Puedes hacer caso omiso de esa elección y dedicarle solo las sobras de tu
tiempo y tu energía, pero las consecuencias, al menos para mí, han sido
desastrosas: perder la propia riqueza, dejar marchitar la alegría. Yo he
intentado mantener la escritura dentro de una cerca con la ingenua esperanza de
que no invadiera mi vida —porque escribir invade, se lo apropia todo, exige un
compromiso que aterroriza a veces— pero al final me he dado cuenta de que mi
existencia tiene mucho más sentido cuando dejo que escribir ocupe en ella el
lugar que le corresponde. El precio es alto, pero la recompensa es mucho mayor.

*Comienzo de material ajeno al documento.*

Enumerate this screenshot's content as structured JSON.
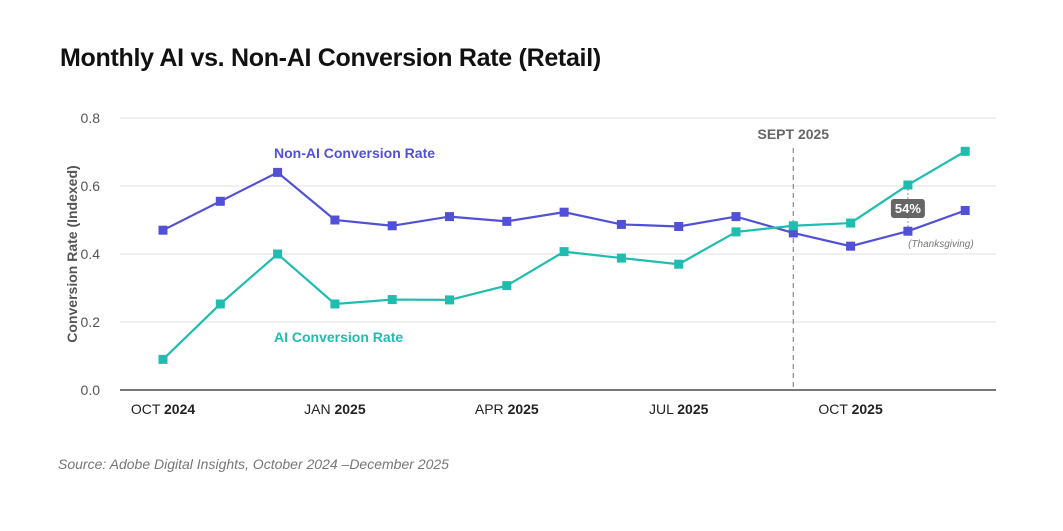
{
  "chart_data": {
    "type": "line",
    "title": "Monthly AI vs. Non-AI Conversion Rate (Retail)",
    "ylabel": "Conversion Rate (Indexed)",
    "xlabel": "",
    "ylim": [
      0,
      0.8
    ],
    "yticks": [
      "0.0",
      "0.2",
      "0.4",
      "0.6",
      "0.8"
    ],
    "grid": true,
    "categories": [
      "Oct 2024",
      "Nov 2024",
      "Dec 2024",
      "Jan 2025",
      "Feb 2025",
      "Mar 2025",
      "Apr 2025",
      "May 2025",
      "Jun 2025",
      "Jul 2025",
      "Aug 2025",
      "Sep 2025",
      "Oct 2025",
      "Nov 2025",
      "Dec 2025"
    ],
    "xticks": [
      {
        "index": 0,
        "month": "OCT",
        "year": "2024"
      },
      {
        "index": 3,
        "month": "JAN",
        "year": "2025"
      },
      {
        "index": 6,
        "month": "APR",
        "year": "2025"
      },
      {
        "index": 9,
        "month": "JUL",
        "year": "2025"
      },
      {
        "index": 12,
        "month": "OCT",
        "year": "2025"
      }
    ],
    "series": [
      {
        "name": "Non-AI Conversion Rate",
        "color": "#5150d6",
        "values": [
          0.47,
          0.555,
          0.64,
          0.5,
          0.483,
          0.51,
          0.496,
          0.523,
          0.487,
          0.481,
          0.51,
          0.462,
          0.423,
          0.467,
          0.528
        ]
      },
      {
        "name": "AI Conversion Rate",
        "color": "#1fbdb0",
        "values": [
          0.09,
          0.253,
          0.4,
          0.253,
          0.266,
          0.265,
          0.307,
          0.407,
          0.388,
          0.37,
          0.465,
          0.483,
          0.491,
          0.603,
          0.702
        ]
      }
    ],
    "annotations": [
      {
        "type": "vline",
        "index": 11,
        "label": "SEPT 2025"
      },
      {
        "type": "badge",
        "index": 13,
        "label": "54%",
        "note": "(Thanksgiving)"
      }
    ]
  },
  "source": "Source: Adobe Digital Insights, October 2024 –December 2025"
}
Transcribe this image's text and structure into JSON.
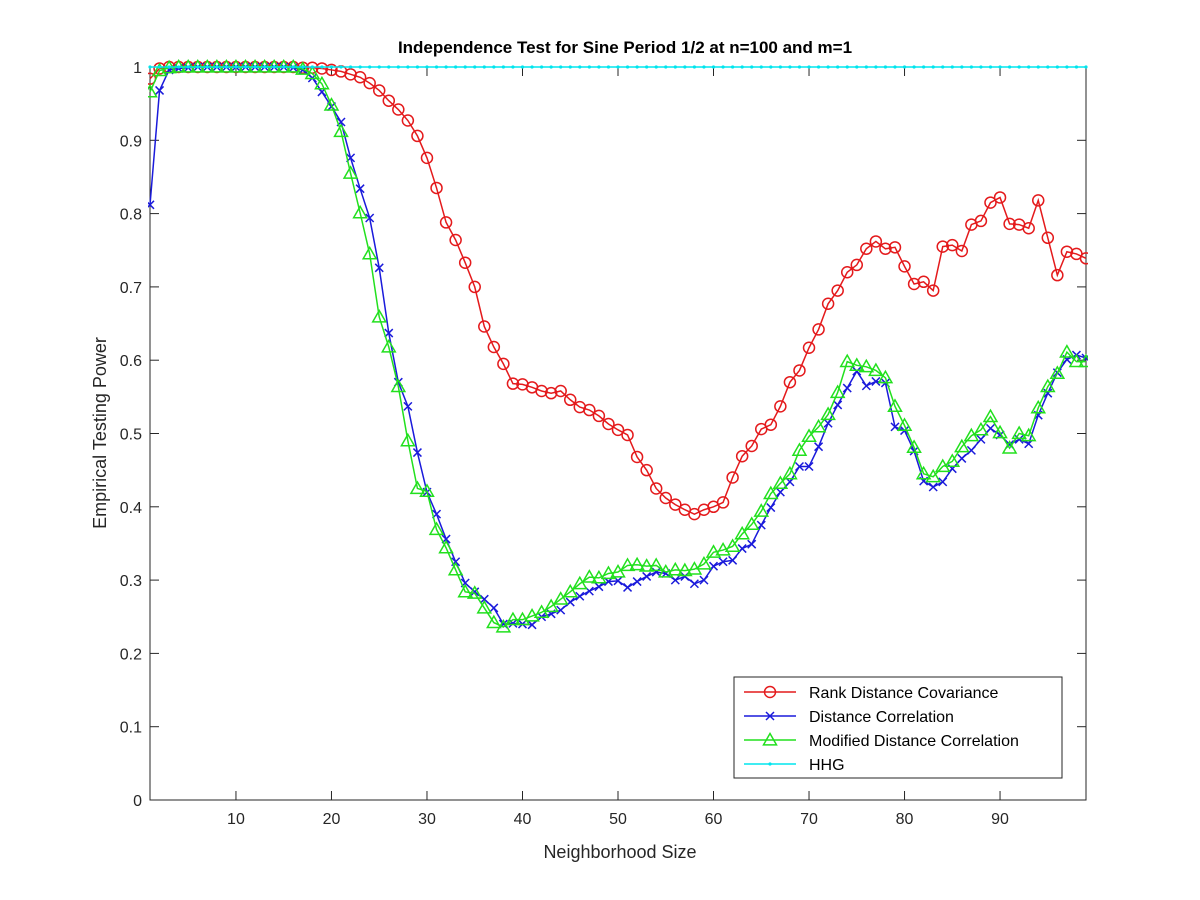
{
  "chart_data": {
    "type": "line",
    "title": "Independence Test for Sine Period 1/2 at n=100 and m=1",
    "xlabel": "Neighborhood Size",
    "ylabel": "Empirical Testing Power",
    "xlim": [
      1,
      99
    ],
    "ylim": [
      0,
      1
    ],
    "xticks": [
      10,
      20,
      30,
      40,
      50,
      60,
      70,
      80,
      90
    ],
    "yticks": [
      0,
      0.1,
      0.2,
      0.3,
      0.4,
      0.5,
      0.6,
      0.7,
      0.8,
      0.9,
      1
    ],
    "ytick_labels": [
      "0",
      "0.1",
      "0.2",
      "0.3",
      "0.4",
      "0.5",
      "0.6",
      "0.7",
      "0.8",
      "0.9",
      "1"
    ],
    "grid": false,
    "legend_position": "bottom-right",
    "x": [
      1,
      2,
      3,
      4,
      5,
      6,
      7,
      8,
      9,
      10,
      11,
      12,
      13,
      14,
      15,
      16,
      17,
      18,
      19,
      20,
      21,
      22,
      23,
      24,
      25,
      26,
      27,
      28,
      29,
      30,
      31,
      32,
      33,
      34,
      35,
      36,
      37,
      38,
      39,
      40,
      41,
      42,
      43,
      44,
      45,
      46,
      47,
      48,
      49,
      50,
      51,
      52,
      53,
      54,
      55,
      56,
      57,
      58,
      59,
      60,
      61,
      62,
      63,
      64,
      65,
      66,
      67,
      68,
      69,
      70,
      71,
      72,
      73,
      74,
      75,
      76,
      77,
      78,
      79,
      80,
      81,
      82,
      83,
      84,
      85,
      86,
      87,
      88,
      89,
      90,
      91,
      92,
      93,
      94,
      95,
      96,
      97,
      98,
      99
    ],
    "series": [
      {
        "name": "Rank Distance Covariance",
        "color": "#e41a1c",
        "marker": "circle",
        "values": [
          0.984,
          0.998,
          1,
          1,
          1,
          1,
          1,
          1,
          1,
          1,
          1,
          1,
          1,
          1,
          1,
          1,
          0.999,
          0.999,
          0.998,
          0.996,
          0.994,
          0.99,
          0.986,
          0.978,
          0.968,
          0.954,
          0.942,
          0.927,
          0.906,
          0.876,
          0.835,
          0.788,
          0.764,
          0.733,
          0.7,
          0.646,
          0.618,
          0.595,
          0.568,
          0.567,
          0.563,
          0.558,
          0.555,
          0.558,
          0.546,
          0.536,
          0.532,
          0.524,
          0.513,
          0.505,
          0.498,
          0.468,
          0.45,
          0.425,
          0.412,
          0.403,
          0.396,
          0.39,
          0.396,
          0.4,
          0.406,
          0.44,
          0.469,
          0.483,
          0.506,
          0.512,
          0.537,
          0.57,
          0.586,
          0.617,
          0.642,
          0.677,
          0.695,
          0.72,
          0.73,
          0.752,
          0.762,
          0.752,
          0.754,
          0.728,
          0.704,
          0.707,
          0.695,
          0.755,
          0.757,
          0.749,
          0.785,
          0.79,
          0.815,
          0.822,
          0.786,
          0.785,
          0.78,
          0.818,
          0.767,
          0.716,
          0.748,
          0.745,
          0.739
        ]
      },
      {
        "name": "Distance Correlation",
        "color": "#1a1adb",
        "marker": "x",
        "values": [
          0.812,
          0.968,
          0.996,
          0.998,
          0.999,
          1,
          1,
          1,
          1,
          1,
          1,
          1,
          1,
          1,
          1,
          0.999,
          0.996,
          0.985,
          0.966,
          0.946,
          0.925,
          0.876,
          0.834,
          0.794,
          0.726,
          0.637,
          0.57,
          0.537,
          0.474,
          0.42,
          0.39,
          0.356,
          0.325,
          0.296,
          0.284,
          0.274,
          0.262,
          0.24,
          0.241,
          0.24,
          0.239,
          0.25,
          0.254,
          0.259,
          0.27,
          0.278,
          0.285,
          0.291,
          0.298,
          0.299,
          0.29,
          0.298,
          0.305,
          0.311,
          0.309,
          0.3,
          0.305,
          0.295,
          0.3,
          0.319,
          0.325,
          0.327,
          0.343,
          0.349,
          0.375,
          0.399,
          0.42,
          0.434,
          0.455,
          0.455,
          0.482,
          0.514,
          0.539,
          0.562,
          0.585,
          0.565,
          0.571,
          0.569,
          0.509,
          0.504,
          0.476,
          0.435,
          0.427,
          0.434,
          0.452,
          0.466,
          0.477,
          0.492,
          0.507,
          0.498,
          0.485,
          0.492,
          0.486,
          0.525,
          0.555,
          0.583,
          0.601,
          0.607,
          0.603
        ]
      },
      {
        "name": "Modified Distance Correlation",
        "color": "#22e01e",
        "marker": "triangle",
        "values": [
          0.966,
          0.995,
          0.999,
          1,
          1,
          1,
          1,
          1,
          1,
          1,
          1,
          1,
          1,
          1,
          1,
          1,
          0.997,
          0.991,
          0.977,
          0.948,
          0.912,
          0.855,
          0.801,
          0.745,
          0.659,
          0.618,
          0.564,
          0.49,
          0.425,
          0.421,
          0.369,
          0.344,
          0.314,
          0.284,
          0.282,
          0.262,
          0.242,
          0.236,
          0.246,
          0.246,
          0.251,
          0.256,
          0.264,
          0.274,
          0.284,
          0.295,
          0.304,
          0.303,
          0.309,
          0.311,
          0.32,
          0.321,
          0.319,
          0.32,
          0.311,
          0.314,
          0.313,
          0.315,
          0.322,
          0.338,
          0.341,
          0.346,
          0.363,
          0.376,
          0.394,
          0.418,
          0.432,
          0.445,
          0.477,
          0.496,
          0.509,
          0.526,
          0.556,
          0.598,
          0.593,
          0.591,
          0.586,
          0.576,
          0.537,
          0.511,
          0.481,
          0.445,
          0.441,
          0.455,
          0.462,
          0.482,
          0.497,
          0.505,
          0.523,
          0.501,
          0.48,
          0.5,
          0.497,
          0.535,
          0.564,
          0.582,
          0.611,
          0.598,
          0.598
        ]
      },
      {
        "name": "HHG",
        "color": "#00e5ee",
        "marker": "dot",
        "values": [
          1,
          1,
          1,
          1,
          1,
          1,
          1,
          1,
          1,
          1,
          1,
          1,
          1,
          1,
          1,
          1,
          1,
          1,
          1,
          1,
          1,
          1,
          1,
          1,
          1,
          1,
          1,
          1,
          1,
          1,
          1,
          1,
          1,
          1,
          1,
          1,
          1,
          1,
          1,
          1,
          1,
          1,
          1,
          1,
          1,
          1,
          1,
          1,
          1,
          1,
          1,
          1,
          1,
          1,
          1,
          1,
          1,
          1,
          1,
          1,
          1,
          1,
          1,
          1,
          1,
          1,
          1,
          1,
          1,
          1,
          1,
          1,
          1,
          1,
          1,
          1,
          1,
          1,
          1,
          1,
          1,
          1,
          1,
          1,
          1,
          1,
          1,
          1,
          1,
          1,
          1,
          1,
          1,
          1,
          1,
          1,
          1,
          1,
          1
        ]
      }
    ]
  }
}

2.- ¿Cuáles son tus costumbres, preferencias, supersticiones o manías a
la hora de escribir?
Creo que no tengo grandes manías
ni supersticiones, pero sí que prefiero escribir por la mañana, que es cuando
me siento más despejada y más “transparente”, cuando el ruido todavía no ha
hecho su aparición en forma de conversaciones, correos electrónicos y asuntos
mundanos. Suelo escribir en casa, aunque no tengo un sitio preciso: voy
itinerando de la mesa del salón al escritorio, de ahí al sofá, a veces al
suelo... Si me bloqueo, siempre me sienta bien hacer alguna tarea doméstica,
trasplantar un esqueje o regar las plantas; son ocupaciones que de alguna manera
vuelven a conectarme con el flujo natural de la vida y le quitan peso a esto de
escribir. Las primeras versiones siempre las escribo a mano —me encanta
escribir a mano—, en cuadernos de papel blanco, y si es posible cosidos, sin
anillas. Y con pilot azul. Vaya, pues sí que tengo manías…
3.- ¿Cuáles dirías que son tus preocupaciones temáticas?

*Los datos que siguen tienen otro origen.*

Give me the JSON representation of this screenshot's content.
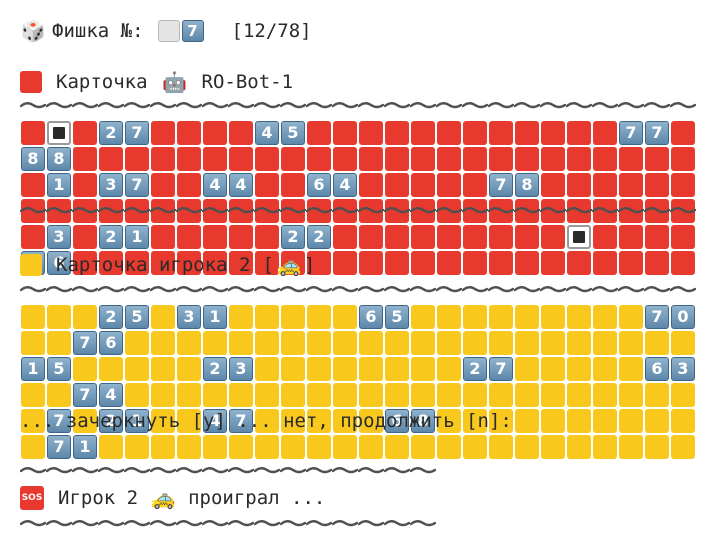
{
  "header": {
    "icon": "game-die-icon",
    "label": "Фишка №:",
    "chip_number": "7",
    "progress": "[12/78]"
  },
  "card_robot": {
    "icon": "red-square-icon",
    "title": "Карточка",
    "player_icon": "robot-face-icon",
    "player_name": "RO-Bot-1",
    "rows": [
      [
        "",
        "X",
        "",
        "27",
        "",
        "",
        "",
        "",
        "45",
        "",
        "",
        "",
        "",
        "",
        "",
        "",
        "",
        "",
        "",
        "",
        "",
        "77",
        "",
        "88"
      ],
      [
        "",
        "1",
        "",
        "37",
        "",
        "",
        "44",
        "",
        "",
        "64",
        "",
        "",
        "",
        "",
        "",
        "78",
        "",
        "",
        "",
        "",
        "",
        "",
        "",
        "",
        "",
        ""
      ],
      [
        "",
        "3",
        "",
        "21",
        "",
        "",
        "",
        "",
        "",
        "22",
        "",
        "",
        "",
        "",
        "",
        "",
        "",
        "",
        "",
        "X",
        "",
        "",
        "",
        "",
        "86"
      ]
    ]
  },
  "card_player2": {
    "icon": "yellow-square-icon",
    "title": "Карточка игрока 2",
    "player_icon": "taxi-icon",
    "rows": [
      [
        "",
        "",
        "",
        "25",
        "",
        "31",
        "",
        "",
        "",
        "",
        "",
        "65",
        "",
        "",
        "",
        "",
        "",
        "",
        "",
        "",
        "",
        "70",
        "",
        "",
        "76"
      ],
      [
        "15",
        "",
        "",
        "",
        "",
        "",
        "23",
        "",
        "",
        "",
        "",
        "",
        "",
        "",
        "",
        "27",
        "",
        "",
        "",
        "",
        "",
        "63",
        "",
        "",
        "74"
      ],
      [
        "",
        "7",
        "",
        "21",
        "",
        "",
        "47",
        "",
        "",
        "",
        "",
        "",
        "68",
        "",
        "",
        "",
        "",
        "",
        "",
        "",
        "",
        "",
        "",
        "",
        "71"
      ]
    ]
  },
  "prompt": "... зачеркнуть [y] ... нет, продолжить [n]:",
  "result": {
    "icon": "sos-icon",
    "icon_text": "SOS",
    "text_before": "Игрок 2",
    "player_icon": "taxi-icon",
    "text_after": "проиграл ..."
  },
  "colors": {
    "red_cell": "#e8392e",
    "yellow_cell": "#f8c81c",
    "number_cell": "#6a91b2",
    "wavy_line": "#505050"
  }
}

La pérdida de la inocencia, el
descubrimiento del amor y el desamor, la soledad, la insatisfacción vital, el
miedo a la diferencia… Podría resumirlo en un sentimiento de ¿qué narices estoy
haciendo aquí y qué clase de mundo es este? Y tal vez añadiría: ¿y por qué no
puedo irme a vivir a una isla desierta?
4.- ¿Algún principio o consejo
que tengas muy presente a la hora de escribir?
A la hora de arrancar una
historia, siempre intento guardar bajo llave esa voz interior que yo llamo la
señorita “vaso medio vacío”, crítica destructiva y aguafiestas donde las haya
que puede atascarme en la primera frase de cualquier texto. Para apaciguarla,
le prometo dejarla salir cuando toque la fase de edición, algo que siempre la
entusiasma y para lo que, es cierto, resulta imprescindible.
En términos generales, también
intento —aunque no siempre es fácil— buscar espacios y tiempos de silencio, sin
teléfono, correos ni citas pendientes,
si puede ser cerca de la naturaleza. Sin llegar a ser como Thoreau —aunque
ya me gustaría a veces—, escaparme de la ciudad unos cuantos días y caminar en
silencio siempre me carga las pilas creativas.

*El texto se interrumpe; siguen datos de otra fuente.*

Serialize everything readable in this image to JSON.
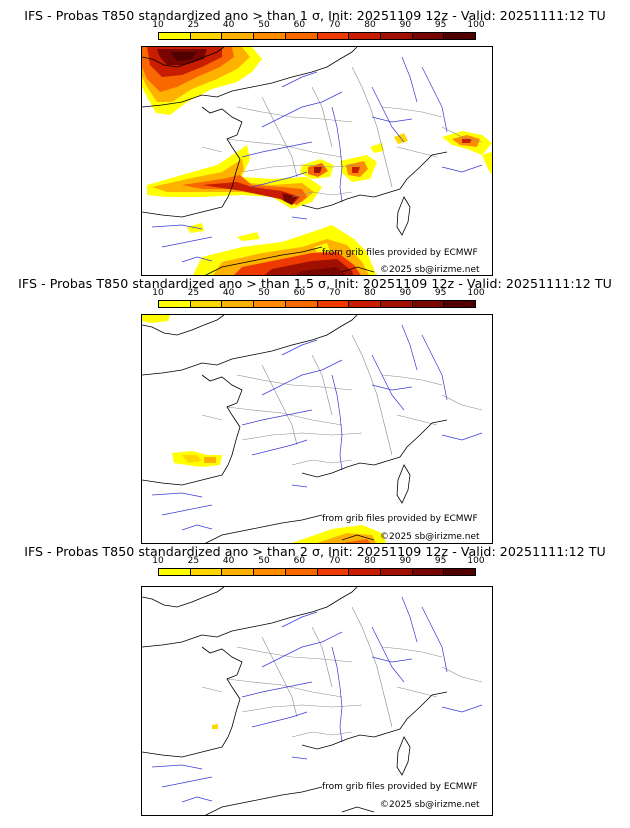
{
  "colors": {
    "scale": [
      "#ffff00",
      "#ffd700",
      "#ffb100",
      "#ff8c00",
      "#f96800",
      "#ee3a00",
      "#c81d00",
      "#a01000",
      "#780500",
      "#500000"
    ],
    "rivers": "#3a3ad8",
    "borders": "#8c8c8c",
    "coast": "#000000"
  },
  "scale": {
    "ticks": [
      "10",
      "25",
      "40",
      "50",
      "60",
      "70",
      "80",
      "90",
      "95",
      "100"
    ]
  },
  "panels": [
    {
      "title": "IFS - Probas T850  standardized ano > than 1 σ, Init: 20251109 12z - Valid: 20251111:12 TU",
      "credit_source": "from grib files provided by ECMWF",
      "credit_copyright": "©2025 sb@irizme.net"
    },
    {
      "title": "IFS - Probas T850  standardized ano > than 1.5 σ, Init: 20251109 12z - Valid: 20251111:12 TU",
      "credit_source": "from grib files provided by ECMWF",
      "credit_copyright": "©2025 sb@irizme.net"
    },
    {
      "title": "IFS - Probas T850  standardized ano > than 2 σ, Init: 20251109 12z - Valid: 20251111:12 TU",
      "credit_source": "from grib files provided by ECMWF",
      "credit_copyright": "©2025 sb@irizme.net"
    }
  ]
}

5.- ¿Eres de las que se deja llevar por la historia o de las que lo
tienen todo planificado desde el principio?
Sin ninguna duda, pertenezco al
primer grupo. Nunca se me ha dado bien planificar, mucho menos a la hora de
escribir. Reconozco que, al escribir relato, puedo permitirme ese lujo con más
facilidad. Suelo empezar a escribir a partir de un personaje, un conflicto o
una atmósfera que me interesa, pero rara vez sé cómo va a desarrollarse la
historia. En algún momento en mitad de la escritura el final aparece y eso ya
me da un puerto hacia el que moverme. Pero el salto mortal de los personajes
desde un lugar al otro es siempre una aventura. La parte positiva es que nunca
pierdo el interés en la historia; la negativa, que siempre temo quedarme
colgada en algún punto del recorrido, lo cual también me ocurre a veces.
6.- ¿Cuáles son tus autores o libros de cabecera?
En mi juventud he leído mucho a
Cortázar, a Dostoievsky, a las hermanas Brönte, a García Márquez... Son
lecturas que dejan huella y que sin duda han modelado mi mirada literaria,
aunque luego esta haya ido evolucionando con el tiempo. Pero si hablo de autores
que tengo en la mesita de noche —autoras, en este caso—, los cuentos de Clarice
Lispector se llevan el primer premio, seguidos de cerca por cualquier obra de Carson
McCullers, Natalia Ginzburg, Cristina Fernández Cubas o Lydia Davis. Bueno, incluyo
también los Nueve cuentos de Salinger y Las ciudades invisibles de Italo
Calvino, y que conste que no lo hago por igualar cuotas de género.
En poesía, me quedo con los
poemas de Alberto Caeiro y Álvaro de Campos —heterónimos de Pessoa— y con la
inigualable y siempre por descubrir Emily Dickinson.
7.- ¿Podrías hablarnos de tu último proyecto? Bien lo último que hayas
publicado o lo último que hayas escrito o estés escribiendo.
El último libro que he publicado
es una colección de cuentos titulada El verano ya no está aquí (Nazarí,
2016). Es un proyecto que ha ido creciendo a lo largo de varios años, lo cual a
veces ha sido algo desesperante pero creo que ha mejorado mucho el resultado
final. Cada cuento está escrito en momentos muy diferentes del recorrido, pero
todos tienen un hilo conductor evidente, la idea del “verano perdido” por el
que se siente nostalgia, o bien el nunca hallado que los personajes se empeñan
en perseguir. El verano, claro está, no es la estación del año —o no solo—,
sino que tiene que ver más bien con los anhelos, los ideales, los sueños
perdidos, la creencia de que existe un paraíso en el que poder refugiarse. Y
bueno, no cuento más, tenéis que leerlo…
Cristina Gálvez (Melilla,
1978) es doctora en Antropología y licenciada en Ciencias Ambientales. Ha
publicado los libros de relatos Monstruos cotidianos (Traspiés, 2008), El verano ya no está aquí (Nazarí, 2016)
y Afinidades (Siete Suelos,
2002). Cuentos suyos han aparecido en diversas antologías y obras colectivas, y
en revistas literarias como Mucho cuento
o Quimera. Ha ganado varios premios
de relato y resultó finalista, entre otros, del premio Cosecha Eñe en 2011. En
la actualidad facilita talleres de escritura creativa en Granada, ciudad de la
que suele escapar pero a la que siempre acaba volviendo.